Tu dois être prêt·e à travailler dur et laisser ta plume suivre ton cœur. Permets-toi d’écrire mal. Ouvre-toi à la critique. Et, surtout, respire. Tu suranalyses tout ce que tu fais? Ce n’est pas grave. C’était mon cas. Mais c’est devenu accablant. Vois-tu, c’était mon plus grand rêve dans la vie, être publiée. Sauf qu’un jour, quelqu’un que j’admirais beaucoup m’a dit que je n’arriverais jamais à percer comme écrivaine. Ses paroles m’ont blessée, parce qu’au lieu de me permettre d’être critiquée, je permettais à cette personne de briser mes rêves.

Personne ne peut t’enlever tes rêves, à moins que tu le lui permettes. J’ai écrit longtemps, pendant des années, avant que quelqu’un me remarque enfin et que ma vie change pour toujours. Sans ce coup de pouce, je n’aurais pas su ce qui sommeillait en moi.

Je veux donner envie aux gens de raconter leurs histoires, de peindre leurs blessures, de hurler leurs émotions, parce que je sais combien le mal-être peut devenir profond. La page m’a permis de m’exprimer en toute liberté. L’écriture de poèmes m’a sauvée. J’ai peint le tableau de mes tragédies et de mes maux pour me rendre là où j’en suis aujourd’hui. Rien n’arrive pour rien.

Sois patient·e.

Sois fort·e.

Sois spontané·e.

Sois brave.

Et sois toi-même! (traduction libre)

REsSOURCES

Pour explorer les artefacts du projet More Than Words (publications et œuvres des jeunes, balados, trousses à outils, rapports), rendez-vous à ces adresses : https://www.mcgill.ca/morethanwords/ et https:// mcgill.ca/x/wpP.

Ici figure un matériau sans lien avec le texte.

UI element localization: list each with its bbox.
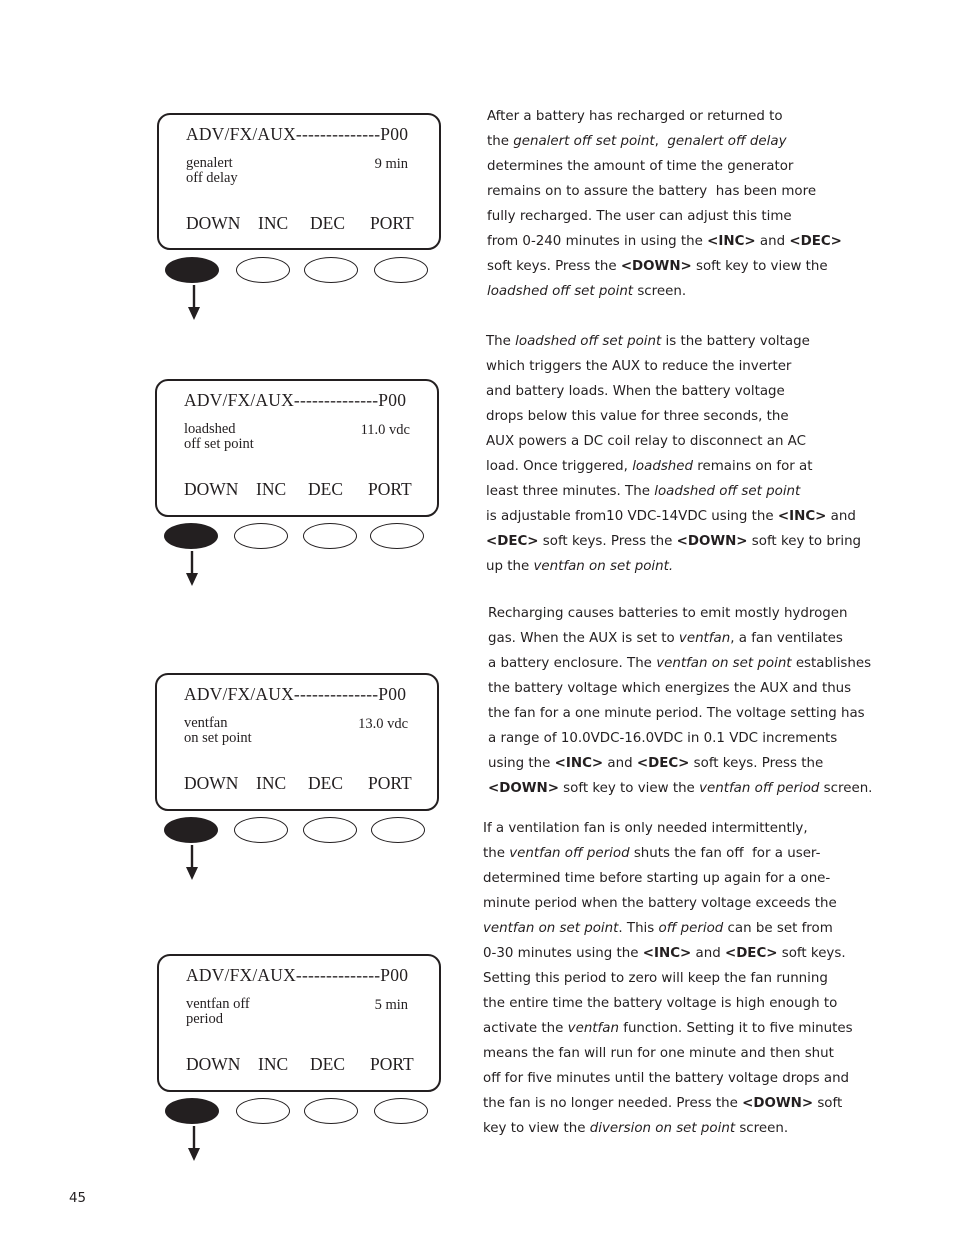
port-softkey-button[interactable] (374, 257, 428, 283)
lcd-screen-genalert-off-delay (157, 113, 441, 250)
paragraph-line: off for five minutes until the battery voltage drops and (483, 1071, 850, 1086)
paragraph-line: AUX powers a DC coil relay to disconnect an AC (486, 434, 806, 449)
key-label-inc: INC (256, 479, 287, 499)
paragraph-line: <DOWN> soft key to view the ventfan off period screen. (488, 781, 873, 796)
paragraph-line: is adjustable from10 VDC-14VDC using the <INC> and (486, 509, 856, 524)
lcd-label-line-1: loadshed (184, 421, 236, 437)
paragraph-line: load. Once triggered, loadshed remains on for at (486, 459, 813, 474)
key-label-dec: DEC (310, 213, 345, 233)
port-softkey-button[interactable] (374, 1098, 428, 1124)
key-label-inc: INC (256, 773, 287, 793)
paragraph-line: <DEC> soft keys. Press the <DOWN> soft key to bring (486, 534, 862, 549)
paragraph-ventfan-on-set-point (488, 601, 872, 801)
paragraph-line: drops below this value for three seconds, the (486, 409, 789, 424)
lcd-softkey-labels (186, 1054, 414, 1076)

Pour des publications universitaires, consultez la liste du projet More Than Words : https://mcgill.ca/x/wpW

GRAPHISME :

Le guide que voici présente une voie de pratiques prometteuses à suivre pour collaborer avec les jeunes autochtones afin de remédier à d’importants problèmes dans leurs communautés, et ce, en passant par les arts. Faisant fond sur les travaux menés actuellement au Canada avec et par les filles et jeunes femmes autochtones pour contrer les violences sexuelles et sexistes (VSS), ce guide explore la complexité des espaces où on aide les jeunes autochtones à aborder certains enjeux de VSS et d’autres formes de violence dans leur vie et dans leur milieu.

Soulignons d’ailleurs que ces pratiques prometteuses misent sur le succès d’approches artistiques, qui se sont avérées efficaces pour stimuler la pensée critique ainsi que le pouvoir de création et d’action des jeunes, alors en posture d’imaginer, de repenser et d’impulser le changement social. Si l’on veut créer des communautés où les jeunes autochtones peuvent s’épanouir, il est essentiel de recourir à ces pratiques pour placer leur voix et leur leadership au cœur même du processus.